After the dramatic nerve-wracking Test at the Adelaide Oval, the expectations are high in Brisbane. The press box at The ’Gabba is not among the bigger ones down under, but offers a brilliant view of the action. You have the sense of being close to the pitch.

The weather forecast is a bit worrying though; rain and thundershowers are predicted during the match.

The relationship between India and Australia — it started on an excellent note — has soured. There is plenty of acrimony during the second phase of the first Test, and the mood seeps into the match at The ’Gabba too.

Even as things hot up between the two sides, the temperatures soar too. Due to the extreme heat and moisture in the air, the Aussie pacemen break down on Day One of the Test. Mitchell Starc has a sore back and strained ribs; debutant Josh Hazlewood has cramps all over his body; Mitchell Marsh has a hamstring injury.

Opener Murali Vijay, his methods solid, too plays his part in wearing out the Aussie fast bowlers in searing heat. His century is high on temperament and technical expertise on a testing track. The Indian team, subsequently, slips from a position of advantage, and the players’ emotions are stretched.
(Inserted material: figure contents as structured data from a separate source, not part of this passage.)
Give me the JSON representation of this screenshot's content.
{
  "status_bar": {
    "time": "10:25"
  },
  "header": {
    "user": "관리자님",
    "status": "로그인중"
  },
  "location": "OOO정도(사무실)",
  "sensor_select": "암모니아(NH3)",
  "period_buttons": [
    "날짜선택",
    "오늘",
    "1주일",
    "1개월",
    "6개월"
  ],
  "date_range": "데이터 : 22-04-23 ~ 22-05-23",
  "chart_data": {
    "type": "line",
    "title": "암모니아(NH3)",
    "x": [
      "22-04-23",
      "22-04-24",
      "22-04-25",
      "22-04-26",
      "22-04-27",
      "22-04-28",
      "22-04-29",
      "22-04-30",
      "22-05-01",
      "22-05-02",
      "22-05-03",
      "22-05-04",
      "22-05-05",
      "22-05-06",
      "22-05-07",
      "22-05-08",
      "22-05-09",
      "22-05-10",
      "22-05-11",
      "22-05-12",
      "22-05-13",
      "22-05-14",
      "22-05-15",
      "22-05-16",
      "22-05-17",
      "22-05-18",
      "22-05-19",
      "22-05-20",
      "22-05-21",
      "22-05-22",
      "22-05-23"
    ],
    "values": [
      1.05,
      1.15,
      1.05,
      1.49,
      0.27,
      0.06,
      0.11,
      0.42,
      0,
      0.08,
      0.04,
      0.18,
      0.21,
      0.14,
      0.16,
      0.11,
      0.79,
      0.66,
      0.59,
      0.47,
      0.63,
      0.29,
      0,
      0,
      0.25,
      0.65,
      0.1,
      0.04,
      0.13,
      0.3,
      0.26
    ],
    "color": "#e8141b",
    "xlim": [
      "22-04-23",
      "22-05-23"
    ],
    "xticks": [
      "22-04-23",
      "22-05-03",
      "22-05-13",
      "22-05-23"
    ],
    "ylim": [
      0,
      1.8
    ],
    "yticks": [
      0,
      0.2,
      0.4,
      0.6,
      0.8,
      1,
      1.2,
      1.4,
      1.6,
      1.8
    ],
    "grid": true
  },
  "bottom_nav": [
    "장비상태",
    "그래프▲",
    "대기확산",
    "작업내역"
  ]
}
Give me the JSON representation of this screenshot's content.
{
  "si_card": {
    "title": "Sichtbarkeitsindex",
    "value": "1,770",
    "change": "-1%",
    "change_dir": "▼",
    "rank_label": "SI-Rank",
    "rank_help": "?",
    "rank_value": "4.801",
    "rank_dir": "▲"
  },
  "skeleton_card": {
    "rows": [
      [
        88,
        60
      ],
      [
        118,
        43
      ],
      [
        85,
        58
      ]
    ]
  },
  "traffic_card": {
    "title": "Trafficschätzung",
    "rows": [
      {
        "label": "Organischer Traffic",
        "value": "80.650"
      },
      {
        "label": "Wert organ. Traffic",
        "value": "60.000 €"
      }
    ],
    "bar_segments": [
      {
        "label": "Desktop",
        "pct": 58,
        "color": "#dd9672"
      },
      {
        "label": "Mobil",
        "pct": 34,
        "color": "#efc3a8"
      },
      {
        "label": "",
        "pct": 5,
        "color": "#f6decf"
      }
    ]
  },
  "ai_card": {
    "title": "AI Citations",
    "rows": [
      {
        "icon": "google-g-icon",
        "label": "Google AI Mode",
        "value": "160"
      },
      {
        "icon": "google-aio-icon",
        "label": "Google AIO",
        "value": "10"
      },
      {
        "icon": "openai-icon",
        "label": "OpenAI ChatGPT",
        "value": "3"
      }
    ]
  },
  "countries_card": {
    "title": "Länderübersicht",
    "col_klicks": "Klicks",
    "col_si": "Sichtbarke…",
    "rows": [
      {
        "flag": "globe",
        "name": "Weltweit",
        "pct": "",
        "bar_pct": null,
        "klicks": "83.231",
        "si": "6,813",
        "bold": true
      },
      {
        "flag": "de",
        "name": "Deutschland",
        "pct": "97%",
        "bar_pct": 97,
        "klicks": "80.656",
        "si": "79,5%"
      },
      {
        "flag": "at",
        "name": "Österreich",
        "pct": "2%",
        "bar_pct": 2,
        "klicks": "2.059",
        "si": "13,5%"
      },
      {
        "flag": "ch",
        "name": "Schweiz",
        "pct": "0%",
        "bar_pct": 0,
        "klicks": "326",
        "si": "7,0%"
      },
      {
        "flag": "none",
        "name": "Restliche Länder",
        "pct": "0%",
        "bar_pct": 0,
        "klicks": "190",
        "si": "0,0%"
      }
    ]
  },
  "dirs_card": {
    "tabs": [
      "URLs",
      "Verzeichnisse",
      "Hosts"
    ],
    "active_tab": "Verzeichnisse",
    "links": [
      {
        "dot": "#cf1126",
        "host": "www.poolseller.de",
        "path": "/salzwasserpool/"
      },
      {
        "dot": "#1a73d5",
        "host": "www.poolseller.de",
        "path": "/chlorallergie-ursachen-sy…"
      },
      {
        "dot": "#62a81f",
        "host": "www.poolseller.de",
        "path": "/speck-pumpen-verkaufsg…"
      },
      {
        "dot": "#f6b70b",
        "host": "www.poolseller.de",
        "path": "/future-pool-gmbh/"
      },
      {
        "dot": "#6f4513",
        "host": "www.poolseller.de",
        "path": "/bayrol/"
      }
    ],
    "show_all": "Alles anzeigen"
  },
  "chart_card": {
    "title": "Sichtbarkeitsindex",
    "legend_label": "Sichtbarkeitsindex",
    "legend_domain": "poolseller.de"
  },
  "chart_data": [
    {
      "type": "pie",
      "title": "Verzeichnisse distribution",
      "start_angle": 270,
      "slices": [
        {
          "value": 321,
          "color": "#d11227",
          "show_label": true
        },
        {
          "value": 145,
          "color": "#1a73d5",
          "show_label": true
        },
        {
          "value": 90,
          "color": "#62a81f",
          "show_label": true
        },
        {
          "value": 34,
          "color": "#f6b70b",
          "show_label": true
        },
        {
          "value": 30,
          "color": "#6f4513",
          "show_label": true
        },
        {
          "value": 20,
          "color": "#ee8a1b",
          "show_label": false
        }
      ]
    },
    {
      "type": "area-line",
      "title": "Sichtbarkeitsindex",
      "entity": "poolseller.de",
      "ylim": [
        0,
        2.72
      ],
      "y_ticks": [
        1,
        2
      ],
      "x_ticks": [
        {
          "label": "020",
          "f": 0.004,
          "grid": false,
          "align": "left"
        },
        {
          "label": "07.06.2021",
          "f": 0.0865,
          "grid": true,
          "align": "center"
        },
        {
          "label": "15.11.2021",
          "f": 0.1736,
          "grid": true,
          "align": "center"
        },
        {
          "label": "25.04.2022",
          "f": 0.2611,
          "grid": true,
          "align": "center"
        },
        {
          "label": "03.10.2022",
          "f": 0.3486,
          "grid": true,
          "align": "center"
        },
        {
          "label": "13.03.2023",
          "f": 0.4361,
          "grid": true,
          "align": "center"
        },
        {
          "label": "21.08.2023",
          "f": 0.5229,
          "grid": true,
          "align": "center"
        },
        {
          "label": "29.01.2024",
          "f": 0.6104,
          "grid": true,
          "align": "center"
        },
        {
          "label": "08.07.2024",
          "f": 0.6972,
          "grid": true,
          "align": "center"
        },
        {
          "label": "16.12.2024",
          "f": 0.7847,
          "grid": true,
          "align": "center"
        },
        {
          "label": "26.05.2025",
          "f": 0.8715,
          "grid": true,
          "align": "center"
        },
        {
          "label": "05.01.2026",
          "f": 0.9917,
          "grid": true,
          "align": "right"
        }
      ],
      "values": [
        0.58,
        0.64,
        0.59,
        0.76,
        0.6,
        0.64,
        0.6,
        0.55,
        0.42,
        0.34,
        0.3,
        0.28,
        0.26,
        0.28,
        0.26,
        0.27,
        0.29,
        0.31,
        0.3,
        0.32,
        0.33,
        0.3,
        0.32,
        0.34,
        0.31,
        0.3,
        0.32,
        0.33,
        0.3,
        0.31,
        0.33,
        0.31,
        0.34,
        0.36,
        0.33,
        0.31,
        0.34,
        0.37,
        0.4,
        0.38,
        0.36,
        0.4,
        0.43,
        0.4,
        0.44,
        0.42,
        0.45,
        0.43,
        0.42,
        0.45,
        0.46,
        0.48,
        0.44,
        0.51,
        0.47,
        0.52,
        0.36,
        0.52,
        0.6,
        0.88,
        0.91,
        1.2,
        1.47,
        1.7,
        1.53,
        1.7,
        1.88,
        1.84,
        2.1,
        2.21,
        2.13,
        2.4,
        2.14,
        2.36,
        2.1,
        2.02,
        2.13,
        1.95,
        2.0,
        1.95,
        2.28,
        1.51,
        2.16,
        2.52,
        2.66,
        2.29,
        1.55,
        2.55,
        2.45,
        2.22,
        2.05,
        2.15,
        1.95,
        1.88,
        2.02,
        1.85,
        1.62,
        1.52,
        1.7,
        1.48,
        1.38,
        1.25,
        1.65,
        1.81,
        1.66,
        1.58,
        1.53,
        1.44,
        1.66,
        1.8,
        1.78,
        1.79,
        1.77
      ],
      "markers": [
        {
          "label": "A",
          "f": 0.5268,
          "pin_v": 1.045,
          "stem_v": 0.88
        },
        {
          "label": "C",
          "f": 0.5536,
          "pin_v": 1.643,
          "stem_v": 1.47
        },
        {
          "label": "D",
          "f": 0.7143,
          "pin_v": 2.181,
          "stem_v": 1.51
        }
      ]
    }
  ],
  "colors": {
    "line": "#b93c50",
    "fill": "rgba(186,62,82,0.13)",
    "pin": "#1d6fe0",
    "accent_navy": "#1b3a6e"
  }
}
Suresh Raina and Ishant Sharma, two vegetarians in the side, are so upset with the quality of food served during lunch that they, accompanied by the ICC’s anti-corruption unit, walk to an Indian restaurant across the stadium for food of their choice.

Then, ahead of the decisive final day, the Indian media manager, Dr. R. Baba, informs that Shikhar Dhawan and Virat Kohli — the two overnight not out batsmen — have been injured while batting on the practice pitch in the morning. Kohli, however, walks out with Chesteshwar Pujara and the Indians collapse in a tumultuous session.

After the match, which India loses from a winning position, skipper M. S. Dhoni talks about “unrest” in the Indian dressing room following the injury to Dhawan. He says, “The calmness of the dressing room goes for a toss.”

Sportstar learns from a reliable source that there indeed was a brief exchange of words between Dhawan and Kohli, who, according to the source, feels the former’s injury is not serious enough for him not to resume his innings.

Ahead of the third Test at the MCG, skipper Dhoni, despite his earlier statements, rubbishes the claims. He says it was not that Kohli chased Dhawan with a knife and then cricket director Ravi Shastri had to separate them. He calls the story a script from a Warner Bros movie.

These dressing room tales... they have a knack of resurfacing. The truth will be out at some stage.